Raz w roku na pustyni Black Rock w amerykańskim stanie Nevada przez dokładnie osiem dni pojawia się miasto przypominające ulice i domy. Jest wypełniony niesamowitymi postaciami, instalacjami i rzeźbami. Pośrodku znajduje się ogromna drewniana figura ludzka: ostatniego, ósmego dnia zostanie spalona. To jest festiwal
Burning Man.
Festiwal trwa od 1986 roku i rozpoczyna się pod koniec lata - tak, aby kulminacja palenia przypadła w pierwszy poniedziałek września. Philip Glade nie przegapił ani jednego wydarzenia w ciągu ostatnich 20 lat, ale w przeciwieństwie do innych fotografów, których obiektywy są skierowane przede wszystkim do obiektów artystycznych i ekscentrycznych mieszkańców festiwalowego miasteczka, Glade oddaje krótkotrwałą architekturę festiwalu. W ubiegłym roku wydał książkę, w której przedstawiono zdjęcia budynków z lat 2011-2015,
mówi wydanie Fast Co. Design. Koszt albumu to 34 dolary, ale niestety nie ma jeszcze dostawy do Rosji.
Zdaniem fotografa „zrównoważone” ideały festiwalu (np. Szacunek dla środowiska i potrzeba polegania tylko na sobie) oraz ekstremalne warunki klimatyczne sprawiły, że stał się poligonem doświadczalnym dla tymczasowych konstrukcji. Przede wszystkim muszą przestrzegać ogólnych zasad imprezy - nie zostawiać śladów swojego istnienia po demontażu. Oznacza to, że domy wznoszone są bez fundamentu, nawet jeśli osiągają 30 metrów wysokości. Często jako elementy nośne stosuje się kołki wbijane w ziemię. Większe budowle powinny być zgodne z zasadą gościnności i otwartości - tak, aby ludzie mogli tam swobodnie wchodzić (brak fortec, podkreśla Polana). A obowiązkową pozycją dla wszystkich typów konstrukcji jest odporność na silne wiatry. Ogólnie rzecz biorąc, środowisko Burning Man jest idealne do testowania lekkich i łatwych w montażu konstrukcji, które mogą służyć jako tymczasowe schronienia w przypadku klęsk żywiołowych i katastrof spowodowanych przez człowieka. Jak mówi Glade, jeśli po tygodniu namiotu wiatr nie rozwali, to jest to dobry namiot.
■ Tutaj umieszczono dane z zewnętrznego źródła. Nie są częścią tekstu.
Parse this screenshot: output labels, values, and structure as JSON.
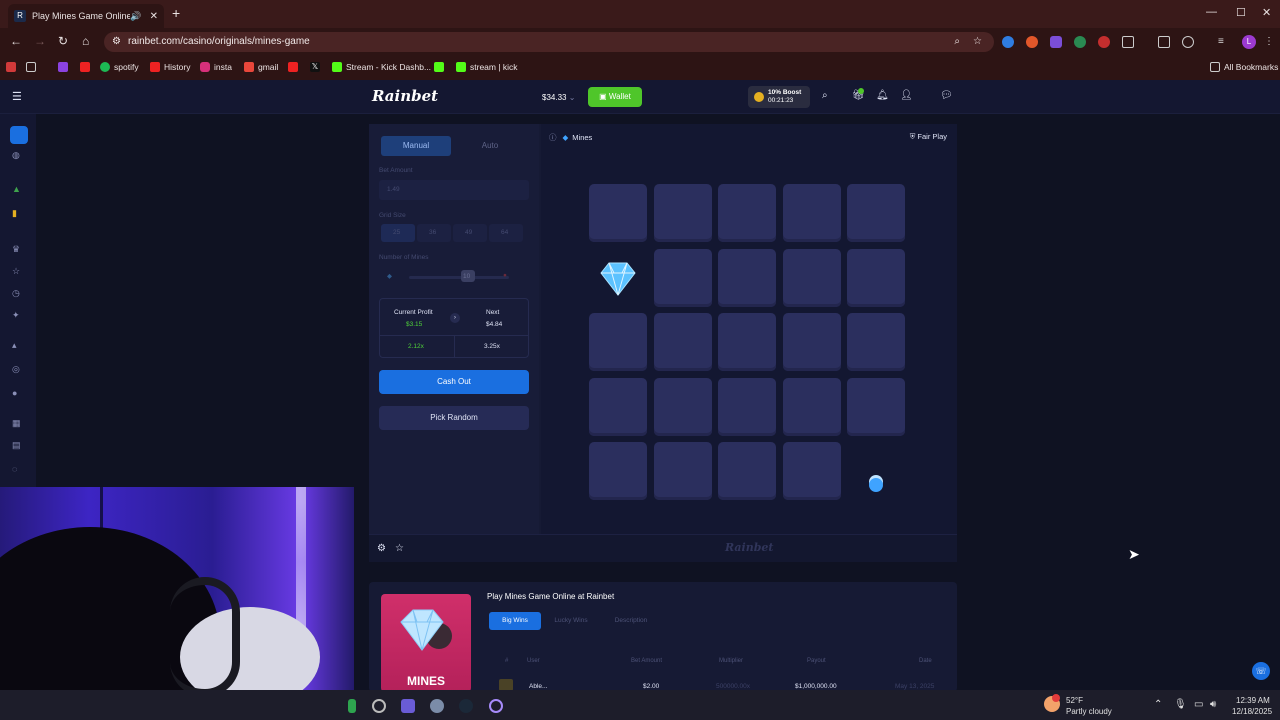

Jednym z takich obiektów eksperymentalnych jest heksaurt, sześciokątna konstrukcja wykonana ze sklejki i osłonięta materiałem izolacyjnym. Projekt został stworzony na potrzeby konkursu przez szkockiego inżyniera Vinaya Guptę, ale prototyp został przetestowany na Burning Man w 2003 roku. Teraz trudno sobie wyobrazić festiwal bez sześcioboku Gupta: co roku na pustyni rośnie wiele sześciokątnych domów, rysunki do nich kłamią
w domenie publicznej. Korzyści płynące z popularnego heksajurtu wykraczają daleko poza festiwal. W szczególności służyły jako tymczasowe schronienie dla ofiar trzęsienia ziemi na Haiti w 2010 roku.
Inżynier Rob Bell tworzy przepuszczalne kopuły
zonohedra. Występują w wygodnym opakowaniu i są dość łatwe w montażu bez specjalnych narzędzi.
Niektóre konstrukcje w Black Rock City Festival są zbudowane zgodnie z zasadą
tensegrity, gdy stabilność konstrukcji zapewniają elementy, które jednocześnie pracują przy ściskaniu i rozciąganiu.
Niektóre budynki są wykonane w ironiczny sposób: podczas jednej ze swoich wizyt Philip Glade uchwycił dom otoczony białym płotem - tradycyjnym dla jednopiętrowej Ameryki.
Podczas festiwalu zobaczył także mieszkanie całkowicie pokryte bochenkami chleba. Według legendy w ostatni dzień festiwalu właściciele chaty wznieśli toasty za wszystkich.
Oczywiście nie każdy Burner zamienia swój dom w dzieło sztuki lub potencjalny produkt biznesowy. Niektórzy przynoszą luksusowy dom na pustyni Nevada - z luksusowymi pokojami, wykwintnymi posiłkami, klimatyzacją. Jeśli mówimy o samej Polanie, śpi pod kawałkiem brezentu rozpiętego między słupami. „Mieszkam wśród murów przez cały rok” - wyjaśnia fotograf. „A kiedy idę do Burning Man, nie chcę ścian”.